12) "The Black Rider" Tom Waits. The devil is a carnival barker and he 'Will drink your blood like wine'. No kidding.
13) "White Blur #2" Aphex Twin - play this at 2am and tell me the 'laughing' and disturbing effects do not unnerve you. Beyond spooky.
4 - Gordon Hauptfleisch
Good list, though I would have opted for Kate Bush's heart-pounding "Get Out of My House" (from The Dreaming), where emerging from the cacophony of chaos, someone would rather be a mule. Its also said to be based on The Shining, and I've always found Stephen King scarier than Emily Bronte.

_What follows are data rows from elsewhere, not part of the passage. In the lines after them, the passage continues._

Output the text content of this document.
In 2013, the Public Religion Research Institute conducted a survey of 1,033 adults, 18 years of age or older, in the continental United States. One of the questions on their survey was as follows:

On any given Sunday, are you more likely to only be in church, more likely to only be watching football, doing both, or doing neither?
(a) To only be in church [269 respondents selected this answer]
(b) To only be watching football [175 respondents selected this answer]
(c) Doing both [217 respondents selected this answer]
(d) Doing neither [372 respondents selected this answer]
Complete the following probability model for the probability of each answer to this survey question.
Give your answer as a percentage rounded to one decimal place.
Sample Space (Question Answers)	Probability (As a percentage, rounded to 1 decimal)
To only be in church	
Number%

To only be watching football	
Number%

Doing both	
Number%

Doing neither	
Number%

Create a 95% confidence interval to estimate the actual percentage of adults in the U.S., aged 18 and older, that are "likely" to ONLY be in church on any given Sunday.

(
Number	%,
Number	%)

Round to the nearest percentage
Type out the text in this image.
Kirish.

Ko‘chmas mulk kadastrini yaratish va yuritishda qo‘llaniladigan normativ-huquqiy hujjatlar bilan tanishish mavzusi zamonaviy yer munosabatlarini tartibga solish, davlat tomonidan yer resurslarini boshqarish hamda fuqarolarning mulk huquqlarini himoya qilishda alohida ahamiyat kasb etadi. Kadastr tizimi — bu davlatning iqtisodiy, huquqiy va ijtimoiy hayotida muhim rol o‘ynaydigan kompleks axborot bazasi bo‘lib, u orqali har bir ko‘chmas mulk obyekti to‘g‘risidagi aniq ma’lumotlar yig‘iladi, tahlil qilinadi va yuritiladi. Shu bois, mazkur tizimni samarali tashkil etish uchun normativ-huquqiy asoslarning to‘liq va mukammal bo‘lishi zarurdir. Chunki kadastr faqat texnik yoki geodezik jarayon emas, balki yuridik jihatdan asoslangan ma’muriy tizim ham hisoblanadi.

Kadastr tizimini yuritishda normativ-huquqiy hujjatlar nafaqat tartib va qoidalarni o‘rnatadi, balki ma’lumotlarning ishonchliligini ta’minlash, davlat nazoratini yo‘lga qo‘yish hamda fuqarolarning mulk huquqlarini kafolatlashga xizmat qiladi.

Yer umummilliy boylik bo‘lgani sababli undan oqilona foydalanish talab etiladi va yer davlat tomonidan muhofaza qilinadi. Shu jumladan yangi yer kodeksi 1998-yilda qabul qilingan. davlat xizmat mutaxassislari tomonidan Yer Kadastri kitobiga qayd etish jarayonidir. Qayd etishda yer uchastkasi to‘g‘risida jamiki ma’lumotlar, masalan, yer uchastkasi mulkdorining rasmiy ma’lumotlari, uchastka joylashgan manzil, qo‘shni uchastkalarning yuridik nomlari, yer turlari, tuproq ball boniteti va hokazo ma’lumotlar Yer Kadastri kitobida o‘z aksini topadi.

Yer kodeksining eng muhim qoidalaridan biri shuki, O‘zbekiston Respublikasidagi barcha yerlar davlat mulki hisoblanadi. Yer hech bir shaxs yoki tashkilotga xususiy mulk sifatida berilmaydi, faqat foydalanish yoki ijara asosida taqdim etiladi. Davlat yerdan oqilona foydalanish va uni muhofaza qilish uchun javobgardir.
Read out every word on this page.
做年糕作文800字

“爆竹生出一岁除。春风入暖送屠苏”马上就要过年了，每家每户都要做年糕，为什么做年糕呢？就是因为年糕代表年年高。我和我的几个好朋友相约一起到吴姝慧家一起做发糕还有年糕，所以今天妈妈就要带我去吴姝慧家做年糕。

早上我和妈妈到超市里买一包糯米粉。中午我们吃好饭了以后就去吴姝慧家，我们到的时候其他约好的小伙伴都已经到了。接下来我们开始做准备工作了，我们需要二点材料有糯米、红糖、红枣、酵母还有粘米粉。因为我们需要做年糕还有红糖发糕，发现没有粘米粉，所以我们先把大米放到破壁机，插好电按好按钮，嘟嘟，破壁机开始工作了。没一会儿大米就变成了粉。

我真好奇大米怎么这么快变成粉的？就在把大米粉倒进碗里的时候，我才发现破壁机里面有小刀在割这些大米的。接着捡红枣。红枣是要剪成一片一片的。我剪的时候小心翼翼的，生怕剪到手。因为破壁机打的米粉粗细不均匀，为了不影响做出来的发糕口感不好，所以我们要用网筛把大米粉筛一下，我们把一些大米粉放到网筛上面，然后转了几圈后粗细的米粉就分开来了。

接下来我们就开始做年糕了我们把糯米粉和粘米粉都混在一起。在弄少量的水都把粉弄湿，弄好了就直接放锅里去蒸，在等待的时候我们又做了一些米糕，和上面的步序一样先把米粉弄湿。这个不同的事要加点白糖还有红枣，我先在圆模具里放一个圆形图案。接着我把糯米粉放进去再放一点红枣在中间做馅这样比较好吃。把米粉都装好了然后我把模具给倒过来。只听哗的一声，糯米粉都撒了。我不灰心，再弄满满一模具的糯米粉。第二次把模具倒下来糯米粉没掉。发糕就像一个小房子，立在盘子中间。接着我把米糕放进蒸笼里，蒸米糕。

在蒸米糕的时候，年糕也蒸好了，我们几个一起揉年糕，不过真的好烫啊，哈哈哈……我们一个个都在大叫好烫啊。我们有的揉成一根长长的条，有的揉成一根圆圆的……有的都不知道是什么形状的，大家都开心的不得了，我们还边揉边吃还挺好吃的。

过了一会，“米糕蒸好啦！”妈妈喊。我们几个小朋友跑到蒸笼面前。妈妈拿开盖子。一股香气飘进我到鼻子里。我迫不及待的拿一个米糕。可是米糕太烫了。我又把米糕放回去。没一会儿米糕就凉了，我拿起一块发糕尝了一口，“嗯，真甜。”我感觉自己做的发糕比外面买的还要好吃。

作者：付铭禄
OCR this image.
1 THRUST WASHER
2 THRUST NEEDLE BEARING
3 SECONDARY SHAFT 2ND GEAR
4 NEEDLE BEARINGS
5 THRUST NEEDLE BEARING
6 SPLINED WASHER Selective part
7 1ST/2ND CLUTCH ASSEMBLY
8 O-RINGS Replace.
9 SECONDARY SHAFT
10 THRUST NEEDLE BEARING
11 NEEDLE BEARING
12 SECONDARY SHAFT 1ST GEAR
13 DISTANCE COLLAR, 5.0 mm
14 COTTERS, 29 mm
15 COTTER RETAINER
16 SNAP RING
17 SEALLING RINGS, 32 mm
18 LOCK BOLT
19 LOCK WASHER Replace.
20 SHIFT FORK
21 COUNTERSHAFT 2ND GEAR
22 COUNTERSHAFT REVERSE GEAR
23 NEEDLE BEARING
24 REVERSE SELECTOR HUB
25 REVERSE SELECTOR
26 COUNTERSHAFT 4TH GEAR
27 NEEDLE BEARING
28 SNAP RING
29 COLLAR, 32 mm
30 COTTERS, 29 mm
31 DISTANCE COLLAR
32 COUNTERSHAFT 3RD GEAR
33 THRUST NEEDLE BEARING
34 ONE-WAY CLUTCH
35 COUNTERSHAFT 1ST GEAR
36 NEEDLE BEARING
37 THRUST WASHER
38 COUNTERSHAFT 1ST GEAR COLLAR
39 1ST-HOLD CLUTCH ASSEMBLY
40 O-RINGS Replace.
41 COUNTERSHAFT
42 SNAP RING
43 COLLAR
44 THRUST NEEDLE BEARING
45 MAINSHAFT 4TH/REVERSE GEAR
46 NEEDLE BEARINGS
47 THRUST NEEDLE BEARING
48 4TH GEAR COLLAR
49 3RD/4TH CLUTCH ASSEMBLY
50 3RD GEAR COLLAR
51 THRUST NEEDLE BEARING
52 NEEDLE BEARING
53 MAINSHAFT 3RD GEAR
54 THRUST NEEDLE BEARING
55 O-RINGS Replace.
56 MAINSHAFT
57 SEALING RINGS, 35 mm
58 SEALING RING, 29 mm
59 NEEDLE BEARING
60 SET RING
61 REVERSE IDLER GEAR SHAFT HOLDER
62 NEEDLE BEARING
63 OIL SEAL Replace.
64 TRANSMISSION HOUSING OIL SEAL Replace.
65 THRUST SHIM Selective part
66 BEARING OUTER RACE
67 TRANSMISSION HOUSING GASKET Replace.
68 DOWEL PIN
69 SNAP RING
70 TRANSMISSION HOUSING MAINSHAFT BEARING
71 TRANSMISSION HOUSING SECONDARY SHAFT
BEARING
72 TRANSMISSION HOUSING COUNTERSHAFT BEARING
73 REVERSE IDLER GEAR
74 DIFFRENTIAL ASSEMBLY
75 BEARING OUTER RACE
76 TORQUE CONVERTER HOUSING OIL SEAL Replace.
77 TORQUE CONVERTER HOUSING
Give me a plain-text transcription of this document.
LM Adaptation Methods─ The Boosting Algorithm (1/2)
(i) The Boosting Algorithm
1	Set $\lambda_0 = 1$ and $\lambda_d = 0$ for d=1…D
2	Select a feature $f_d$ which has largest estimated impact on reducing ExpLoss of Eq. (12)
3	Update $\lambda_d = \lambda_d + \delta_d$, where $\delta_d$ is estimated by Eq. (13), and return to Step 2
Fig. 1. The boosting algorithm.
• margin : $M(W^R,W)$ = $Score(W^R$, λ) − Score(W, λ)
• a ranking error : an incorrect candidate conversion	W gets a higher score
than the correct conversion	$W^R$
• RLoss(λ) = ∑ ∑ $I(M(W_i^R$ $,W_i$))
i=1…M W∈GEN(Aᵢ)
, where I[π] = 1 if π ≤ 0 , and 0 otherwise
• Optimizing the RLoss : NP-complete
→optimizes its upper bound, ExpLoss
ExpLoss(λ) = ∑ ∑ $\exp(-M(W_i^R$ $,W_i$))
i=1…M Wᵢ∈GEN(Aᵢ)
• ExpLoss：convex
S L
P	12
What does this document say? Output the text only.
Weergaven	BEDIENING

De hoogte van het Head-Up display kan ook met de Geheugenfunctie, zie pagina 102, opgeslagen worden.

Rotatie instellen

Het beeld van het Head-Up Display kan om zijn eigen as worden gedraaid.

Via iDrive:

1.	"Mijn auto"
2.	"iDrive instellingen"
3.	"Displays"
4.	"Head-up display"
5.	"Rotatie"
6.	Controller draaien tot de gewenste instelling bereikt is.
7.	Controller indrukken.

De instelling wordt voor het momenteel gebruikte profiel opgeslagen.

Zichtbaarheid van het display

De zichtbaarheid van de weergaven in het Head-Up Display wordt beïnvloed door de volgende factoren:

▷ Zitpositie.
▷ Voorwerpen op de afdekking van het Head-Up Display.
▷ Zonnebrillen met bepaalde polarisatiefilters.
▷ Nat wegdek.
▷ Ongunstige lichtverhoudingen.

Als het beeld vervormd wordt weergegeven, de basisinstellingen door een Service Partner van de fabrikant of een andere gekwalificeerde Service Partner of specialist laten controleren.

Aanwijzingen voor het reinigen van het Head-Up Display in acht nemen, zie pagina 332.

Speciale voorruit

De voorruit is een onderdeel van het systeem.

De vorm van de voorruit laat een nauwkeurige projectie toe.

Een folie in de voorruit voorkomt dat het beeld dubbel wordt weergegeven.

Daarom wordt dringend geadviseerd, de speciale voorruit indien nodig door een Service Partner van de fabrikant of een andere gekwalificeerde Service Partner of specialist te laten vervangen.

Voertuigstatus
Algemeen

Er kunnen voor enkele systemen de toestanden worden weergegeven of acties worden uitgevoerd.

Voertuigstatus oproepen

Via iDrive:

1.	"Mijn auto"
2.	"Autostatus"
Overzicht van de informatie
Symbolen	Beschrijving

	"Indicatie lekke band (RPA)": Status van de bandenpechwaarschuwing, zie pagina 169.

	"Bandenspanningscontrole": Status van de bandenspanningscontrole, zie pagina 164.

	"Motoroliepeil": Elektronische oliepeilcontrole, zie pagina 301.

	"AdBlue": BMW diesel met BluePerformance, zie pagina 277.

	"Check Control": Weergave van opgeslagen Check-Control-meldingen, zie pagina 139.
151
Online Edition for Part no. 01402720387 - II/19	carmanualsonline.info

I had also considered "Psycho Killer" but dismissed it as too obvious, though if I was going for a more comprehensive list (I left a lot on the cutting room floor), I would have picked Elvis Costello's version of Leon Payne's "Psycho," a creepy song from the perspective of Charles Whitman, the Texas Tower Sniper who killed 16 people and wounded many more in 1966.
Sample lyrics:
Oh you recall that little girl mama
I believe her name was Betty Clark
Oh don't tell me that she's dead mama
'Cause I just saw her in the park
We were sitting on a bench mama
Thinking of a game to play
Seems I was holding a wrench mama
Then my mind just walked away
You think I'm psycho don't you mama
I didn't mean to break your cup
You think I'm psycho don't you mama
Mama why don't you get up?
5 - Gordon Hauptfleisch
I also hasten to add Tom Wait's daunting version of "Heigh-Ho! (The Dwarfs' Marching Song)" from Stay Awake: Various Interpretations of Music from Vintage Disney Films, which sounds just like you imagine it would.